In the solar atmosphere, Alfvén waves are created when convective motions and sound waves push magnetic fields around, or when dynamic processes create electrical currents that allow the magnetic fields to change shape or reconnect.”
“Until now, Alfvén waves have been impossible to observe because of limited resolution of available instruments,” said Alexei Pevtsov, Hinode program scientist, NASA Headquarters, Washington. “With the help of Hinode, we are now able to see direct evidence of Alfvén waves, which will help us unravel the mystery of how the solar wind is powered.”
http://www.nasa.gov/home/hqnews/2007/dec/HQ_07264_Hinode_Waves.html#.U8FGm1V_sup

July 12, 2014 7:43 am

Bob Weber, past history as already PROVEN our case to be correct. This is why I am not going to hold conversations on a subject that already is closed which is solar variability controls the climate.
The solar variability is greater then what mainstream keeps trying to say but more importantly it is the secondary effects which really matter.
Notice how there is yet to be a temperature graph produced which shows the range of global temperatures INCREASING during a prolonged solar minimum period or the range in global temperatures DECLINING during a period of prolonged maximum solar activity.

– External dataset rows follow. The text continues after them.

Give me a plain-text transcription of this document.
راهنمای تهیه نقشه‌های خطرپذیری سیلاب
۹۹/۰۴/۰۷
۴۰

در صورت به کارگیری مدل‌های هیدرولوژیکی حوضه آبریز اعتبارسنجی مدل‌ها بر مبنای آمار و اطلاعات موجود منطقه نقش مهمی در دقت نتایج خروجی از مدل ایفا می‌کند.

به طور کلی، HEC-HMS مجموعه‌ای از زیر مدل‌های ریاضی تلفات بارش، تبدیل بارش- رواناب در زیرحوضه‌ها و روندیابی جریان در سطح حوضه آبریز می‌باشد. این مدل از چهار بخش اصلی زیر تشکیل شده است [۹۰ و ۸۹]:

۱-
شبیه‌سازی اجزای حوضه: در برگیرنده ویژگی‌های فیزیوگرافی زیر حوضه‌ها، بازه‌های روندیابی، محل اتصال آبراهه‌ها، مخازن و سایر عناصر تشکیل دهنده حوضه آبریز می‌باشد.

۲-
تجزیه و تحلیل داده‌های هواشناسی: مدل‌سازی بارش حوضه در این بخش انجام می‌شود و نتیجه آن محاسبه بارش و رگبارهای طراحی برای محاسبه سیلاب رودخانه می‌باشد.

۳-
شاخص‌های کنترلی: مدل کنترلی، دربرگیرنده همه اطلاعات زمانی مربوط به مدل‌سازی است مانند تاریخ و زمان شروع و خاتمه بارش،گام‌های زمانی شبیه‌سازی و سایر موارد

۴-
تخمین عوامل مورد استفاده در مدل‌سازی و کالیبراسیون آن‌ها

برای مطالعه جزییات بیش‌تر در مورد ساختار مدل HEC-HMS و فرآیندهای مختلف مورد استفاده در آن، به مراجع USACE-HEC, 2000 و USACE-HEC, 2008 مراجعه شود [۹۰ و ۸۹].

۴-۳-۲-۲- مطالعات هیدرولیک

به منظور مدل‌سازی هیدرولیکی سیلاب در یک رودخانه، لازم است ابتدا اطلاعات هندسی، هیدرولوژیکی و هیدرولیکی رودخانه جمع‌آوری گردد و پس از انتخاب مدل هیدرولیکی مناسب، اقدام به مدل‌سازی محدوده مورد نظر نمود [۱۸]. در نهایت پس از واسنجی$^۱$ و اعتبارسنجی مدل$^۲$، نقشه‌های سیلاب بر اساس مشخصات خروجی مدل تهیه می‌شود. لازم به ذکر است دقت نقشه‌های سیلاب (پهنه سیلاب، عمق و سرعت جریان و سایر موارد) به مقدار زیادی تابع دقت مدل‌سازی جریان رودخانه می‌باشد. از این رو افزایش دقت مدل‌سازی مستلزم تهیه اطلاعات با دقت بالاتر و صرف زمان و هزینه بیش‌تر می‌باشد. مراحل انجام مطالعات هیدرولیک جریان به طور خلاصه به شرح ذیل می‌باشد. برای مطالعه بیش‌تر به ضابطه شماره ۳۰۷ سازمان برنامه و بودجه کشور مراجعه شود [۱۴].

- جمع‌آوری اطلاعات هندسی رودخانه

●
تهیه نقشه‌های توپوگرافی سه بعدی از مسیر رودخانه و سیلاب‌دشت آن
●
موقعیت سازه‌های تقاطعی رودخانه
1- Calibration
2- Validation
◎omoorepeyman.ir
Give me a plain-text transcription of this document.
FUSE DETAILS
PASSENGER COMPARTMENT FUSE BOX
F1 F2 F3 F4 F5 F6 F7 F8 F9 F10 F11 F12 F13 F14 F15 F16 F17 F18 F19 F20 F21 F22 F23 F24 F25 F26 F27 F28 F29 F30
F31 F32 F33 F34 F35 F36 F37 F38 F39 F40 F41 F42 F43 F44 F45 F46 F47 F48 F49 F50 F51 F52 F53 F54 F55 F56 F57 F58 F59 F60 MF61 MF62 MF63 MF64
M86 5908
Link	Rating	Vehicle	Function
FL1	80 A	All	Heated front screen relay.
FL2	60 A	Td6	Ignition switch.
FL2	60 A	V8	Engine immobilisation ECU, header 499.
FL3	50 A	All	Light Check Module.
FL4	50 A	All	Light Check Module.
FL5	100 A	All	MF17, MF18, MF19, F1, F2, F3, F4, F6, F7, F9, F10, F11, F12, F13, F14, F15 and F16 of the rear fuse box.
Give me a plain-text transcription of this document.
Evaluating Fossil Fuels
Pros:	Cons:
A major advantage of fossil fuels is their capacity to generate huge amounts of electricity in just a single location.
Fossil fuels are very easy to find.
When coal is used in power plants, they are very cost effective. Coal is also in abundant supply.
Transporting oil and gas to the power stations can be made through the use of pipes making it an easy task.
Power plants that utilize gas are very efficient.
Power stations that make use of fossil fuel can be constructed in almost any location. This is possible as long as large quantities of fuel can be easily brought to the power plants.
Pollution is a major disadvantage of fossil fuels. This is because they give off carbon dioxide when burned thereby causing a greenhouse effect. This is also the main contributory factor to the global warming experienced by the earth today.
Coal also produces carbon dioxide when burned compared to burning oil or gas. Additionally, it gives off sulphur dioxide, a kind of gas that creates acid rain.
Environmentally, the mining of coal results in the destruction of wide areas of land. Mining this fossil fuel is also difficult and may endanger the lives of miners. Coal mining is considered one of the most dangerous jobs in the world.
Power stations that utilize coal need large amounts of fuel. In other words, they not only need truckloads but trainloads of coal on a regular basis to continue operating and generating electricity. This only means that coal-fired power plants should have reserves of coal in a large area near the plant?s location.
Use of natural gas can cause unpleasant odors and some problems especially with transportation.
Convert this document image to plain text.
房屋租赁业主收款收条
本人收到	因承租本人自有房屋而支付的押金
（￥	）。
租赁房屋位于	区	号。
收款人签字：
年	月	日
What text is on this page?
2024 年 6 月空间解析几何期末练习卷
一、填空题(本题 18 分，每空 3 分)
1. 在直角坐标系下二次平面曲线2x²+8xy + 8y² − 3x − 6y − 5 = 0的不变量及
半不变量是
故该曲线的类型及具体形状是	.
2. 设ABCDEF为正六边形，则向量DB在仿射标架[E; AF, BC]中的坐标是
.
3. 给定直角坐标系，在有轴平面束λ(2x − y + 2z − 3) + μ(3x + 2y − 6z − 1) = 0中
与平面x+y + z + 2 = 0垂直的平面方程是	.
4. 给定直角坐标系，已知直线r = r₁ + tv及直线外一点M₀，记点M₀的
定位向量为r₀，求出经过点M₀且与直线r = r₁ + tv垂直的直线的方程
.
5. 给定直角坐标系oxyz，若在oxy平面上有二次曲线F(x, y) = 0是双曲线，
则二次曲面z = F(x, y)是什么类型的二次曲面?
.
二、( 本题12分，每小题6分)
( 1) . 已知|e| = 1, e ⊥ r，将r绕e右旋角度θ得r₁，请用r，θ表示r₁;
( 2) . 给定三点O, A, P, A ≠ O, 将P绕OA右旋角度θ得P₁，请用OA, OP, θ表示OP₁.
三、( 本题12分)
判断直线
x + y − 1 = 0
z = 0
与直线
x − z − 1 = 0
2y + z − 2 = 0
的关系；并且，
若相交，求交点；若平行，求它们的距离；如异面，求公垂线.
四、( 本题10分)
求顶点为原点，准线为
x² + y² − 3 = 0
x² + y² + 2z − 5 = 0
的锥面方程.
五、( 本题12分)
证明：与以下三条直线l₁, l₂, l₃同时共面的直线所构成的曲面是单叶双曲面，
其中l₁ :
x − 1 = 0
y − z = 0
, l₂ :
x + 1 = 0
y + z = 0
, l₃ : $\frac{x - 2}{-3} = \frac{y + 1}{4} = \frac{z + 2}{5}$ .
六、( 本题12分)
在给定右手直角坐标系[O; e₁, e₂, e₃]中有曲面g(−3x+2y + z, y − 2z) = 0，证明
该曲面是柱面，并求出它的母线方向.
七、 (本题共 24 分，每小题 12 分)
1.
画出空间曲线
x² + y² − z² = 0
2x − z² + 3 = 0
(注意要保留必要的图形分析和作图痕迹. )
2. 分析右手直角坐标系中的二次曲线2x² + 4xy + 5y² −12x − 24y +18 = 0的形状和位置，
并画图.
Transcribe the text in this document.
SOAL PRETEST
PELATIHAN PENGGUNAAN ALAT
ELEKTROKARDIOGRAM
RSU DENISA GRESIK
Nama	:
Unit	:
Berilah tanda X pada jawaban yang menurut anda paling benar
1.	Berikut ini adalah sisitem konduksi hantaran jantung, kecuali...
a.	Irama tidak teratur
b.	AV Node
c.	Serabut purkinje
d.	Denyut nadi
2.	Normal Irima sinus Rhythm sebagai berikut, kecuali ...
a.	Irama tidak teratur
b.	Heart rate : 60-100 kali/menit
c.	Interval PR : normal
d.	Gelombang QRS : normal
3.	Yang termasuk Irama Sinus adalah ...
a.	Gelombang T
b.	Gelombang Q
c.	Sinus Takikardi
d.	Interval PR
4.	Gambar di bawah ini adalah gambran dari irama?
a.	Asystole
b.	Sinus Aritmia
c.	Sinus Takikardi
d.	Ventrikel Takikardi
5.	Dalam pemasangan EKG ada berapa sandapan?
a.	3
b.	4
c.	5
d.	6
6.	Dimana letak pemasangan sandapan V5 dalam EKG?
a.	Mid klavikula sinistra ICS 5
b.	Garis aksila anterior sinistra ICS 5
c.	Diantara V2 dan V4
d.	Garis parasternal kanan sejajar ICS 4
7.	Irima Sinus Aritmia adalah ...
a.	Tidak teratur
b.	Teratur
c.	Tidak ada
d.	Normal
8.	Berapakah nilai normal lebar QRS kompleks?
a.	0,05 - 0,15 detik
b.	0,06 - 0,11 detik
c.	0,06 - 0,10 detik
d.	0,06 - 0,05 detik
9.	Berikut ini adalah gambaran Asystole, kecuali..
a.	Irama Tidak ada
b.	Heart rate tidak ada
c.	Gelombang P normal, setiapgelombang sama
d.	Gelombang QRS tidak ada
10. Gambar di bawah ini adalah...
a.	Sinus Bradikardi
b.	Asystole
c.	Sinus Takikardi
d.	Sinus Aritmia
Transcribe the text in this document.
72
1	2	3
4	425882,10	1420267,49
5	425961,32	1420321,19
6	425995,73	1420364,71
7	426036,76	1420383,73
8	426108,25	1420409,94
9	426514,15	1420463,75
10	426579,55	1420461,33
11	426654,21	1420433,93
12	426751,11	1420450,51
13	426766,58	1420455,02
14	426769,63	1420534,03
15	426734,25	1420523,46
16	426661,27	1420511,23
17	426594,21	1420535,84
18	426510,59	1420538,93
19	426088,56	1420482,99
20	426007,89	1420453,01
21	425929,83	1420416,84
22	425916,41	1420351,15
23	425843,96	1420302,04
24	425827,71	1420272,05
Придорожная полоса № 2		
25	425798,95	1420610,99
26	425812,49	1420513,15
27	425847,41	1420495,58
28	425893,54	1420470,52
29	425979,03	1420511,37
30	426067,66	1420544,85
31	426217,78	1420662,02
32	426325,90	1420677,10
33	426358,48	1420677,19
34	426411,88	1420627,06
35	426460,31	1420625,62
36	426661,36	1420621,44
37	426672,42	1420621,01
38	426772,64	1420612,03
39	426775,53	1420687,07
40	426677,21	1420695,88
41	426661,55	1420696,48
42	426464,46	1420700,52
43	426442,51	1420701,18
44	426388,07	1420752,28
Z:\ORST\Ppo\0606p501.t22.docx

Guess what the same thing is going to happen once again going forward into this decade. Global temperatures will be falling in response to weak solar conditions and the associated secondary effects.
I would bet my last dollar that if my solar criteria is approached never mind met that the climate will respond. I am very confident in my position probably more now then ever.